Adani Draws Enough Investor Bids to Pull Off $2.5 Billion Stock Sale.

Public offering was slightly oversubscribed after a U.S. short seller took aim at the Indian conglomerate

Adani Group is an energy and infrastructure conglomerate controlled by Gautam Adani. Photo: Indranil Aditya/Bloomberg News

The flagship company of India’s Adani Group collected enough investor bids Tuesday to pull off a large stock sale, advancing its fundraising plans in the face of fraud allegations from a U.S. short seller. 

By Tuesday afternoon in India, a public share offering by Adani Enterprises Ltd. was slightly oversubscribed—indicating that the Mumbai-listed company would be able to complete the deal, which aimed to raise up to $2.5 billion.  

The share sale had been in the works before New York-based Hindenburg Research released a scathing report last week targeting the giant energy and infrastructure conglomerate controlled by Gautam Adani, one of the world’s wealthiest individuals. Since then, Adani Group and the short seller have traded barbs while the shares of seven listed companies bearing the Adani name have collectively lost the equivalent of $64 billion in market value

Some Adani companies’ shares fell for a fourth trading day Tuesday while others rose slightly. Early in the day, India’s two largest stock exchanges adjusted their daily trading ranges for three Adani-linked companies, limiting their maximum change in either direction to 10%, from 20% previously. 

The shares of Adani Total Gas Ltd., one of the three firms whose shares were subject to the narrower trading band, fell by the maximum allowable limit of 10% Tuesday. The other two companies, Adani Green Energy Ltd. and Adani Transmission Ltd., chalked up low-single-digit percentage gains. 

Shares of Adani Enterprises, the company pursuing the follow-on stock sale, also rose, to levels slightly below the base price of the offering. Its shares have soared over the last few years, taking their historical price-to-earnings multiple to more than 400 times. 

Adani Enterprises had earlier secured around $734 million in purchase commitments for the deal from more than 30 anchor investors. They included various international securities firms, the Abu Dhabi Investment Authority and state-backed behemoth Life Insurance Corporation of India. On Monday, an Abu Dhabi-based conglomerate, International Holding Co., said it would buy $400 million worth of shares in the offering in a public show of support for the group. 

Most of the bids for the rest of the offering came from large investors, including companies. Many trickled in during the last few hours of the offering. The retail-investor portion of the deal was only 12% subscribed. 

The company is scheduled to price the deal Wednesday, according to its regulatory filings. It plans to use some of the proceeds to fund capital expenditures for green-energy projects, expressway construction and airport improvements. It also intends to repay some debt. 

Adani Enterprises’ sprawling business portfolio includes green hydrogen, data centers, mining, defense and airport development. 

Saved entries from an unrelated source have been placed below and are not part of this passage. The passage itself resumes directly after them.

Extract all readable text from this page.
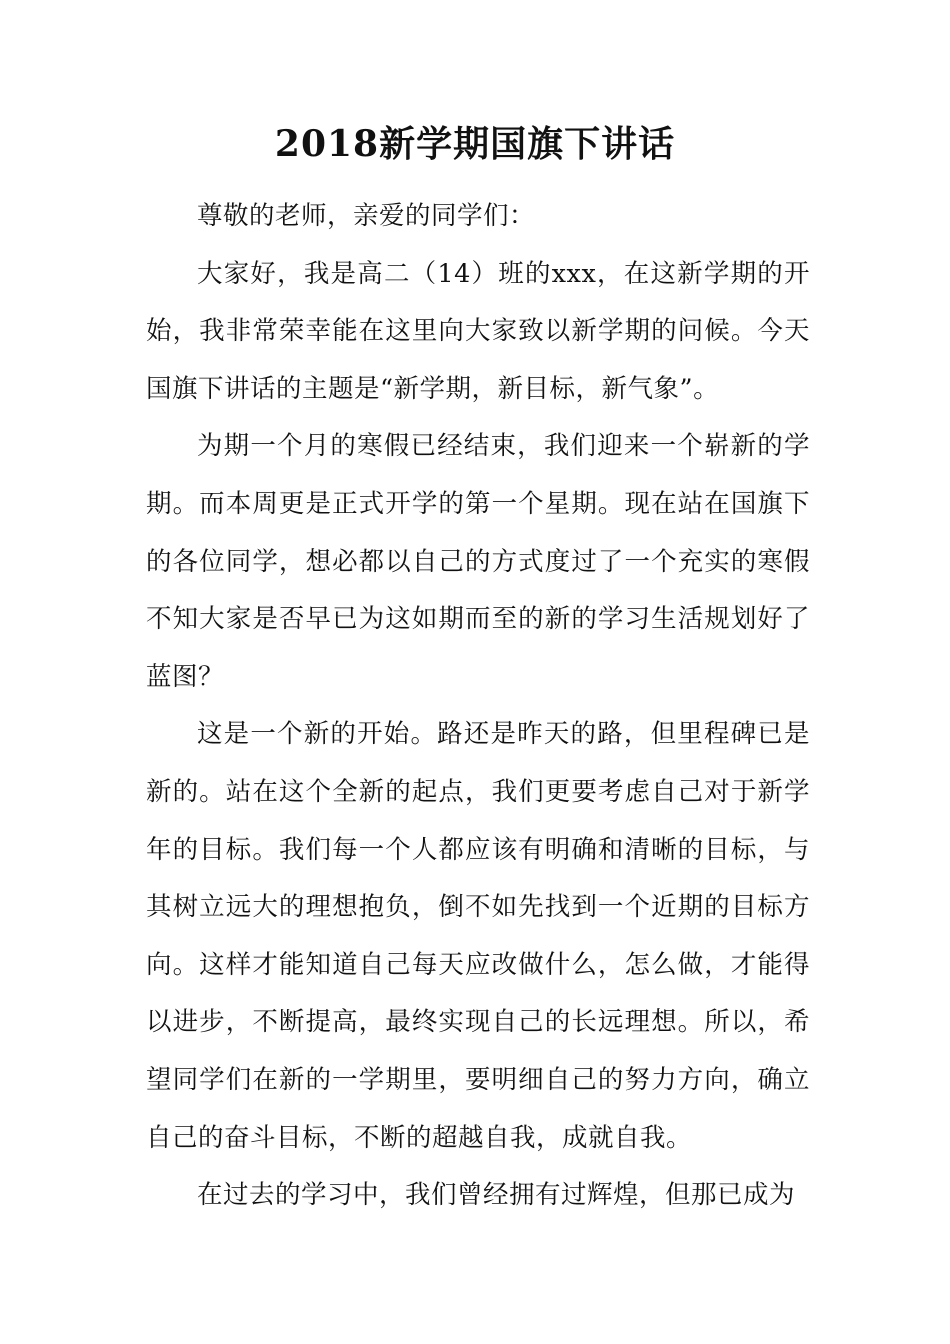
2018新学期国旗下讲话

尊敬的老师，亲爱的同学们：

大家好，我是高二（14）班的xxx，在这新学期的开始，我非常荣幸能在这里向大家致以新学期的问候。今天国旗下讲话的主题是“新学期，新目标，新气象”。

为期一个月的寒假已经结束，我们迎来一个崭新的学期。而本周更是正式开学的第一个星期。现在站在国旗下的各位同学，想必都以自己的方式度过了一个充实的寒假不知大家是否早已为这如期而至的新的学习生活规划好了蓝图？

这是一个新的开始。路还是昨天的路，但里程碑已是新的。站在这个全新的起点，我们更要考虑自己对于新学年的目标。我们每一个人都应该有明确和清晰的目标，与其树立远大的理想抱负，倒不如先找到一个近期的目标方向。这样才能知道自己每天应改做什么，怎么做，才能得以进步，不断提高，最终实现自己的长远理想。所以，希望同学们在新的一学期里，要明细自己的努力方向，确立自己的奋斗目标，不断的超越自我，成就自我。

在过去的学习中，我们曾经拥有过辉煌，但那已成为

Hindenburg Research has made bearish bets against the Adani companies through their U.S. dollar bonds and derivatives that aren’t traded in India. The group’s dollar bonds have dropped in price since the short-seller’s report came out. They recovered some losses Tuesday, according to Tradeweb data.

The short seller has alleged that Adani manipulated prices of its shares over the years through various offshore shell companies. The conglomerate has disputed the allegations in a lengthy response and characterized Hindenburg’s move as an attack on India. 

The selloff following Hindenburg’s allegations has eroded Mr. Adani’s net worth. The 60-year-old was once the world’s second-richest person but is now ranked 11th at $84.4 billion as of Tuesday, according to the Bloomberg Billionaires Index.